なに、掃除はかなり普通だったのに、調理は最低でも、あるもので作れて、時短もできないといけないわけ!? さらに美味しいものっていうのも前提条件よね。
「塩しかないなら、まず、オークの肉を焼いて塩で味付け。このとき、焦がすと苦みもアクセントになり、塩味以外も味わえる。塩分制限とかあるヒトに対していいぞ。
さらにそこから出た油にニンニクっぽい野菜、以後、ニンニクとかこっち準拠で呼ぶぞ。ニンニクを油で焼いて、そこに塩とじゃがいも、きのこ、アスパラを入れてアヒージョっぽいヤツを。おっ! 玉子もあるから、簡単にスクランブルエッグにしよう。フライパンに卵を落としたらかき混ぜて最後に塩。
あとは蒸し野菜にしたいが蒸し器がないので、ナベにお湯を張って、ザルを引っかけてそこに野菜をおいておく。蒸しあがったら、最後に塩を軽くふる。
まぁ、こんなところだろう」
「ちょっと、待って待って!! あんた、料理は普通の主婦と同じくらいって言ったわよね? 何、この臨機応変さ。普通の主婦はここまで出来ないでしょ!!」
「何を言っているんだ? あるもので、なんとかするのは介護士の基本だし、俺の元の世界では主婦はこれくらいやっていたぞ。というか、たぶん料理長とかこれより上手く作ると思うぞ」
「も、もしかして、わたしがあんまり料理しないだけ?」
「今の反応で、そうだと判明するな」
仕方ないじゃない!! 仕事が忙しくて、料理なんて簡単に出来るやつしかやってないんだからっ!!

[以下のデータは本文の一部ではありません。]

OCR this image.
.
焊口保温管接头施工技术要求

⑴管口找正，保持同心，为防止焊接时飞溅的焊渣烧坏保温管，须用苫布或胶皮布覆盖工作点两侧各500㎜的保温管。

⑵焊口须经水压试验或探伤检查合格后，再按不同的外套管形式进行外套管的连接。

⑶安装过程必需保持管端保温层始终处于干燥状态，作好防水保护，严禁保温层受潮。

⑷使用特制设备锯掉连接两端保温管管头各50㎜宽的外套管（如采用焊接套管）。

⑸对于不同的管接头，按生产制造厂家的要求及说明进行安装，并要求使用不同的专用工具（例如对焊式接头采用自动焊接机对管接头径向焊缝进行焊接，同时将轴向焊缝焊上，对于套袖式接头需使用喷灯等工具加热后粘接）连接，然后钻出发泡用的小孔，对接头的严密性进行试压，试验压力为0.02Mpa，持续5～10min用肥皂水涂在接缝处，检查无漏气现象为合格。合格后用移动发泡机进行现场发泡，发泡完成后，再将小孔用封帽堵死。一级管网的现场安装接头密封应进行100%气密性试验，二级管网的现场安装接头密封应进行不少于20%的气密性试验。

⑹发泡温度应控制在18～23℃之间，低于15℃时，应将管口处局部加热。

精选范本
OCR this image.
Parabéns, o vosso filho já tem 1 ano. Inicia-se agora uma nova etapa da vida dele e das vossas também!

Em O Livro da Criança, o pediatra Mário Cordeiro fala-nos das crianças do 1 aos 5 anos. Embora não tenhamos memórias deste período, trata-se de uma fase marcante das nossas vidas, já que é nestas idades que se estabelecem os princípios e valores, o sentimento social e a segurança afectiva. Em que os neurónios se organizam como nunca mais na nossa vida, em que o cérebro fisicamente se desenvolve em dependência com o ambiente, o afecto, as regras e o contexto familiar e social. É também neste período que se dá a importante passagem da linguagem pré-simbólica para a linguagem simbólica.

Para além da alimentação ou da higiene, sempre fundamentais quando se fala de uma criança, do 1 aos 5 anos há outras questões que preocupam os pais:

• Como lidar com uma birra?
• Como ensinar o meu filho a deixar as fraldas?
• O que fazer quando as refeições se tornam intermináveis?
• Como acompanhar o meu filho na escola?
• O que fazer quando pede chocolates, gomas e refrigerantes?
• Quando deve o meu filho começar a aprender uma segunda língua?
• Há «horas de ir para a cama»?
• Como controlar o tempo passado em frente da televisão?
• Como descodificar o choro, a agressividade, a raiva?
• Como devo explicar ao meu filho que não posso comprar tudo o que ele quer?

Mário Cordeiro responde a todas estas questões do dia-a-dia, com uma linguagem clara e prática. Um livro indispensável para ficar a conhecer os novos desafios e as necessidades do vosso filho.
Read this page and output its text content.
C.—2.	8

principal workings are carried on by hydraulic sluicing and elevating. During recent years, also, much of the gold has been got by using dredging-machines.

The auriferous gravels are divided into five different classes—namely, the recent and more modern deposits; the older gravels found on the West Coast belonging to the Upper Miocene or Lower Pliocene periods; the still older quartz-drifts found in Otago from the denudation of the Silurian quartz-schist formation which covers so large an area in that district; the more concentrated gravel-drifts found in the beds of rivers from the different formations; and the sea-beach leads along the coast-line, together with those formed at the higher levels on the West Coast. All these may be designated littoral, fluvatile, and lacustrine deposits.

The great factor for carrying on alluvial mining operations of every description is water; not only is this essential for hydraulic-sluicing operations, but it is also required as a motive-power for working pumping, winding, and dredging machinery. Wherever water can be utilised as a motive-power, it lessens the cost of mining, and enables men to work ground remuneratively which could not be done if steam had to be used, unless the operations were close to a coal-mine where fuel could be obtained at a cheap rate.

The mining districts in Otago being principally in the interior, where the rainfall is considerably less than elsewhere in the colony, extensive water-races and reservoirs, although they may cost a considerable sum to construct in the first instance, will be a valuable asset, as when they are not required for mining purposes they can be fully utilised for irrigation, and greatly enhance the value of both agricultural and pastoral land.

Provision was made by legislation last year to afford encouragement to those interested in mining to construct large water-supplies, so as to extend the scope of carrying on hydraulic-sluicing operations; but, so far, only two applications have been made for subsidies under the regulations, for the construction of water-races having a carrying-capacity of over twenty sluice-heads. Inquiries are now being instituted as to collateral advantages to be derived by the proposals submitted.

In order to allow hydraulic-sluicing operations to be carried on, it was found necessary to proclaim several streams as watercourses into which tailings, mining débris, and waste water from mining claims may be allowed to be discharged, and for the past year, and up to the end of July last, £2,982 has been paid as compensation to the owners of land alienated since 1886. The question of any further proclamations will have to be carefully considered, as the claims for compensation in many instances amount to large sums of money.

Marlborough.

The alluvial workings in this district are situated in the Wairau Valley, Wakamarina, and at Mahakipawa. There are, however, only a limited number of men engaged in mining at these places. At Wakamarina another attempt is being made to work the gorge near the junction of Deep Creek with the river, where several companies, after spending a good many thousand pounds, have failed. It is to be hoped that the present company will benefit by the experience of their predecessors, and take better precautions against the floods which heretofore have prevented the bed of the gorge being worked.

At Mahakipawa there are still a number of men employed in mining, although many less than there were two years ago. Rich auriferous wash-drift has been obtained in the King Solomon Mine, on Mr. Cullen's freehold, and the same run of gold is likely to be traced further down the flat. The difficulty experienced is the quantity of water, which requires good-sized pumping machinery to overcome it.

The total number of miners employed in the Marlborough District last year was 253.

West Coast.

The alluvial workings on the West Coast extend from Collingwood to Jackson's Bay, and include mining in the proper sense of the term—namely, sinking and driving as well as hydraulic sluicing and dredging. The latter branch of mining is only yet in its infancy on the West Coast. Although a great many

得意料理はシチューですって言ってみたいけど、正直なところ、得意料理は目玉焼きよ! 文句あるかぁーーっ!!
がぁ~~って言っていると、
「別に文句はないし、料理はこれから覚えればいいだろ。専門的なものを作るわけじゃないんだ。今から料理をしていけば大丈夫だ。料理が上手くなる一番のコツは愛情っていうしな。魔王のために頑張れるお前なら素質あると思うぞ」
「あ、ありがとう……」
きゅ、急にそんなこと言われたら照れるじゃないっ!!
と、とにかく、温かいうちにダースさんに出して、元気になってもらいましょ!!
わたしは急いでユニが作った料理をダースさんの元に運び、食事を摂ってもらうのだった。